Do you violate your own conscience?
Stacy Reed, pastor of First Baptist Church of Fordyce, Arkansas (@rebman10) gave me a copy of Gregory Frizzell's Returning to Holiness some time ago, and I've been reading through it over the past several weeks as a challenge for spiritual renewal. It's subtitled A Personal and Churchwide Journey to Revival.
It's been convicting, encouraging and clarifying in many areas. As I've read about a chapter a week and reflected on the questions and scriptures he uses, I've been reminded afresh of the importance of a regular personal spiritual inventory.
In one chapter, he deals with the matter of how often Christians violate their conscience. It's not a topic I've heard people speak much of, but it's clearly a biblical principle. Consider these scriptures:
"Therefore one must be in subjection, not only to avoid God's wrath but also for the sake of conscience." (Romans 13:5 ESV)
"So I always take pains to have a clear conscience toward both God and man." (Acts 24:16 ESV)
"They must hold the mystery of the faith with a clear conscience." (1 Timothy 3:9 ESV, speaking of leaders in the church)
The definition of conscience is "an inner feeling or voice viewed as acting as a guide to the rightness or wrongness of one's behavior."

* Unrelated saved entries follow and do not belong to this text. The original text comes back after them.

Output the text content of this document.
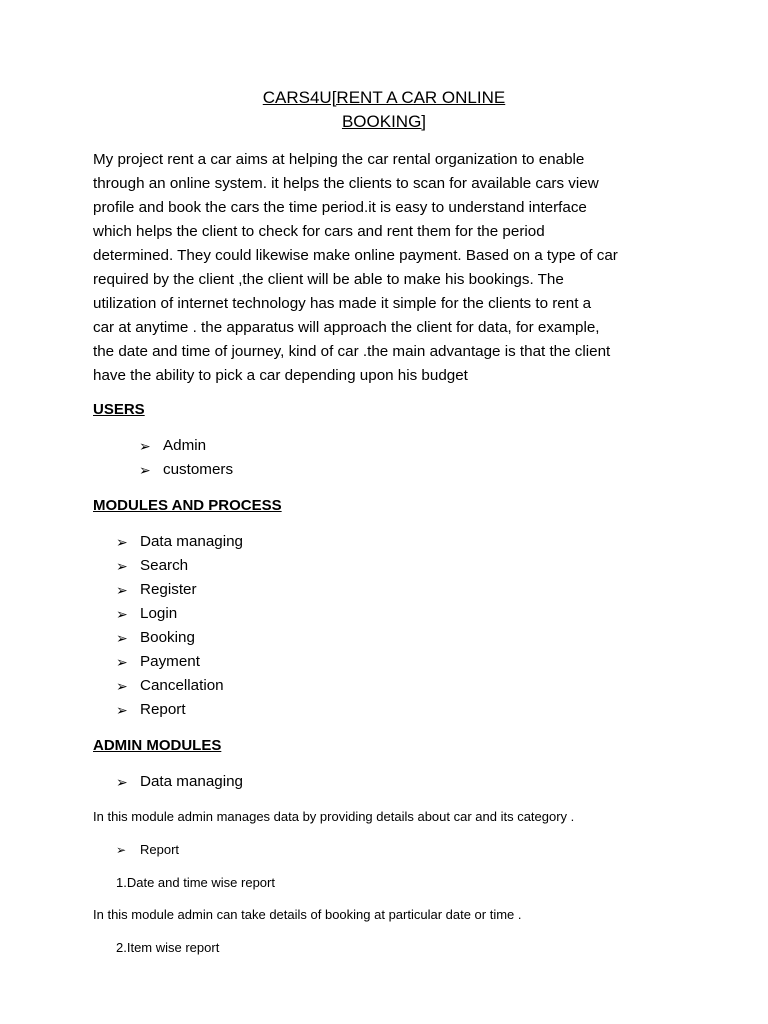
CARS4U[RENT A CAR ONLINE
BOOKING]
My project rent a car aims at helping the car rental organization to enable
through an online system. it helps the clients to scan for available cars view
profile and book the cars the time period.it is easy to understand interface
which helps the client to check for cars and rent them for the period
determined. They could likewise make online payment. Based on a type of car
required by the client ,the client will be able to make his bookings. The
utilization of internet technology has made it simple for the clients to rent a
car at anytime . the apparatus will approach the client for data, for example,
the date and time of journey, kind of car .the main advantage is that the client
have the ability to pick a car depending upon his budget
USERS
➢ Admin
➢ customers
MODULES AND PROCESS
➢ Data managing
➢ Search
➢ Register
➢ Login
➢ Booking
➢ Payment
➢ Cancellation
➢ Report
ADMIN MODULES
➢ Data managing
In this module admin manages data by providing details about car and its category .
➢ Report
1.Date and time wise report
In this module admin can take details of booking at particular date or time .
2.Item wise report
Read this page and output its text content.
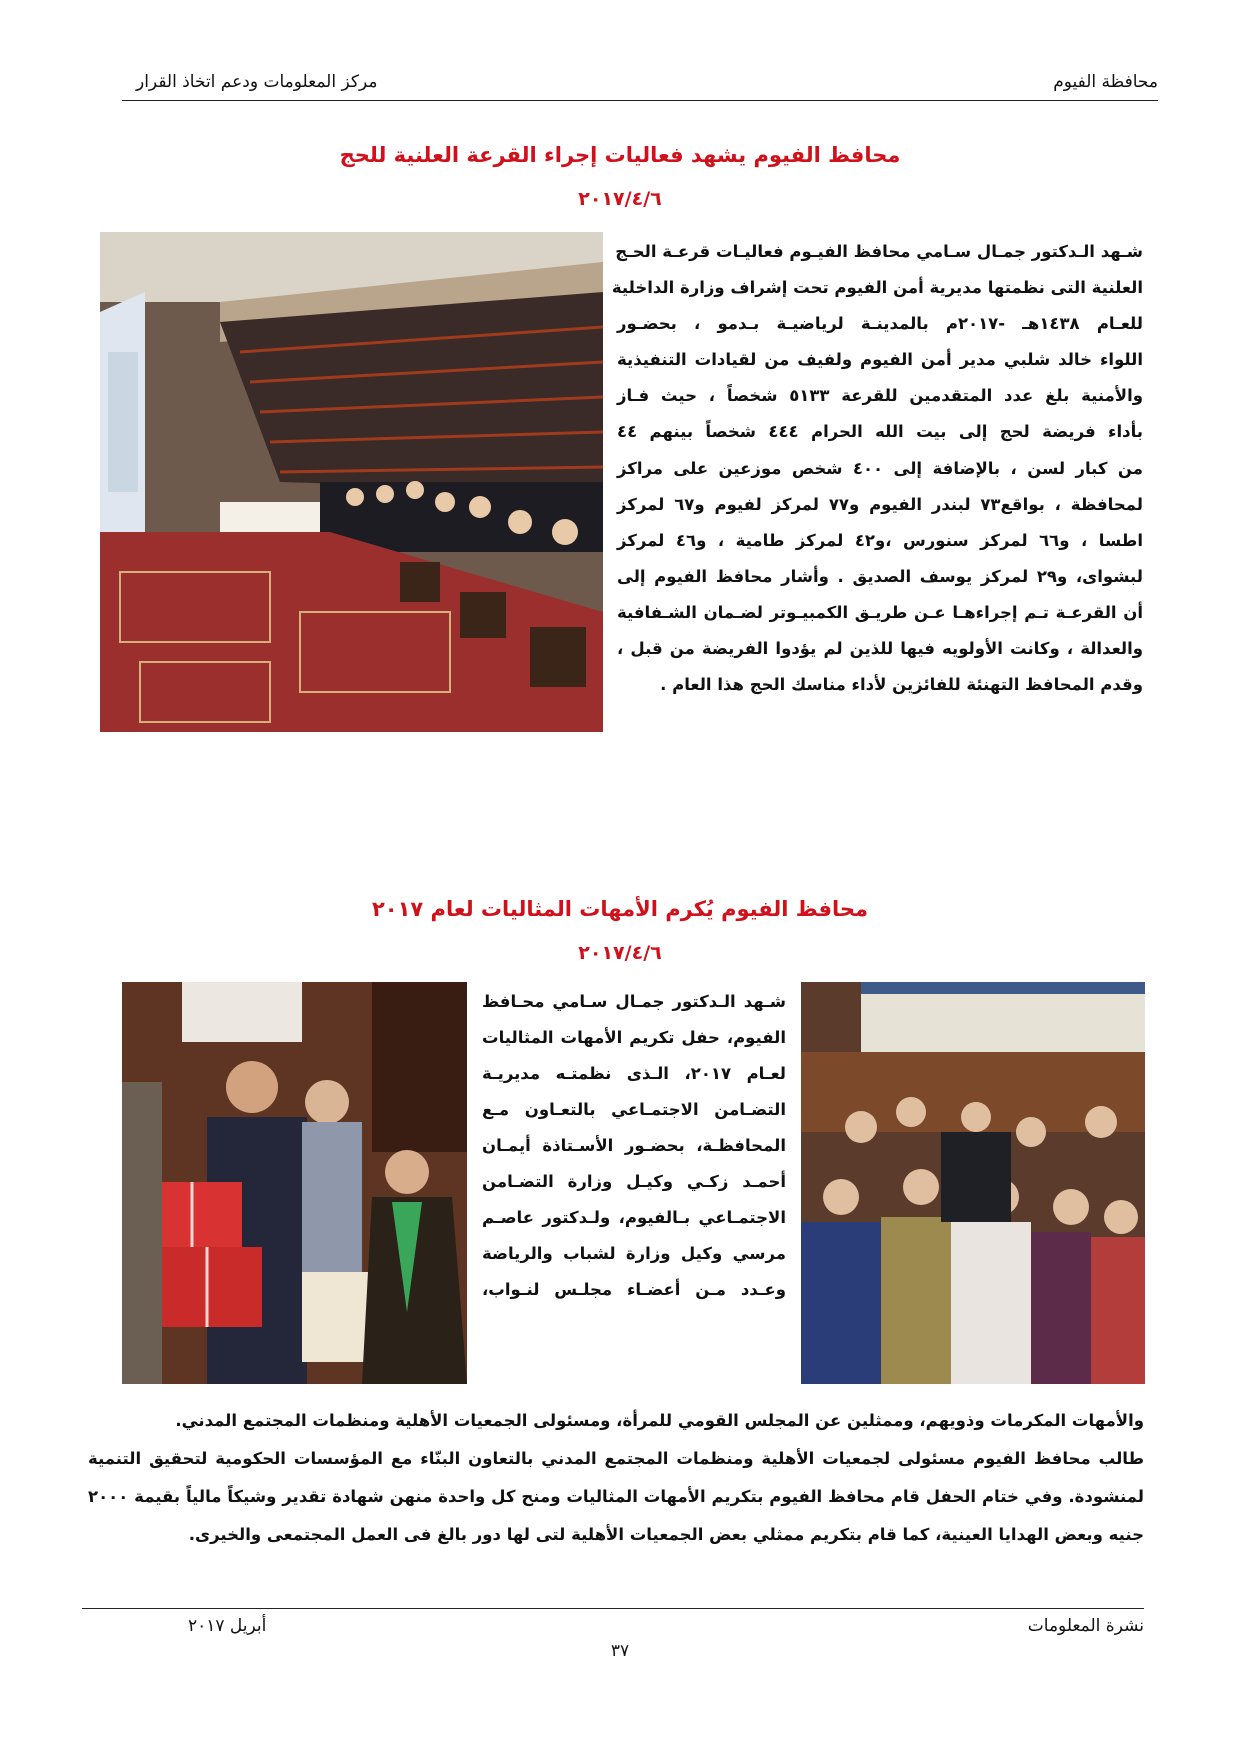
محافظة الفيوم
مركز المعلومات ودعم اتخاذ القرار
محافظ الفيوم يشهد فعاليات إجراء القرعة العلنية للحج
٢٠١٧/٤/٦

شـهد الـدكتور جمـال سـامي محافظ الفيـوم فعاليـات قرعـة الحـج

العلنية التى نظمتها مديرية أمن الفيوم تحت إشراف وزارة الداخلية

للعـام ١٤٣٨هـ -٢٠١٧م بالمدينـة لرياضيـة بـدمو ، بحضـور

اللواء خالد شلبي مدير أمن الفيوم ولفيف من لقيادات التنفيذية

والأمنية بلغ عدد المتقدمين للقرعة ٥١٣٣ شخصاً ، حيث فـاز

بأداء فريضة لحج إلى بيت الله الحرام ٤٤٤ شخصاً بينهم ٤٤

من كبار لسن ، بالإضافة إلى ٤٠٠ شخص موزعين على مراكز

لمحافظة ، بواقع٧٣ لبندر الفيوم و٧٧ لمركز لفيوم و٦٧ لمركز

اطسا ، و٦٦ لمركز سنورس ،و٤٢ لمركز طامية ، و٤٦ لمركز

لبشواى، و٢٩ لمركز يوسف الصديق . وأشار محافظ الفيوم إلى

أن القرعـة تـم إجراءهـا عـن طريـق الكمبيـوتر لضـمان الشـفافية

والعدالة ، وكانت الأولويه فيها للذين لم يؤدوا الفريضة من قبل ،

وقدم المحافظ التهنئة للفائزين لأداء مناسك الحج هذا العام .

محافظ الفيوم يُكرم الأمهات المثاليات لعام ٢٠١٧
٢٠١٧/٤/٦

شـهد الـدكتور جمـال سـامي محـافظ

الفيوم، حفل تكريم الأمهات المثاليات

لعـام ٢٠١٧، الـذى نظمتـه مديريـة

التضـامن الاجتمـاعي بالتعـاون مـع

المحافظـة، بحضـور الأسـتاذة أيمـان

أحمـد زكـي وكيـل وزارة التضـامن

الاجتمـاعي بـالفيوم، ولـدكتور عاصـم

مرسي وكيل وزارة لشباب والرياضة

وعـدد مـن أعضـاء مجلـس لنـواب،

والأمهات المكرمات وذويهم، وممثلين عن المجلس القومي للمرأة، ومسئولى الجمعيات الأهلية ومنظمات المجتمع المدني.

طالب محافظ الفيوم مسئولى لجمعيات الأهلية ومنظمات المجتمع المدني بالتعاون البنّاء مع المؤسسات الحكومية لتحقيق التنمية

لمنشودة. وفي ختام الحفل قام محافظ الفيوم بتكريم الأمهات المثاليات ومنح كل واحدة منهن شهادة تقدير وشيكاً مالياً بقيمة ٢٠٠٠

جنيه وبعض الهدايا العينية، كما قام بتكريم ممثلي بعض الجمعيات الأهلية لتى لها دور بالغ فى العمل المجتمعى والخيرى.

نشرة المعلومات
أبريل ٢٠١٧
٣٧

Let me quote from Frizzell directly about how we violate our consciences:
If you are involved in something about which you have a nagging lack of peace, you are in sin. Indeed, a crucial phrase in the great Welsh revival was, "Brother or sister, are there any controversies between you and God?" Frequently, we rationalize and labor to convince ourselves something is all right with God. Yet, if you don't have peace, deep down in your heart, you know you don't! Friend, if you ignore God's still small voice, you cannot walk in the fullness of His Spirit. When you resist God's Spirit, you enthrone your flesh, and begin to operate in your own human strength, rather than Christ's supernatural power. This is precisely why many believers are spiritually tired and lack vibrant joy. No matter how hard you try, you simply cannot live a victorious Christian life on flesh power! (Romans 7.18)
If you're in need of a personal spiritual inventory, I'd encourage you to pick up this book or one like Donald Whitney's Ten Questions to Diagnose Your Spiritual Health.
And if you find yourself "spiritually tired and lack vibrant joy," perhaps you should look deeper to see if you are rationalizing behaviors, thoughts or activities that violate your Christian conscience and hinder your love relationship with God.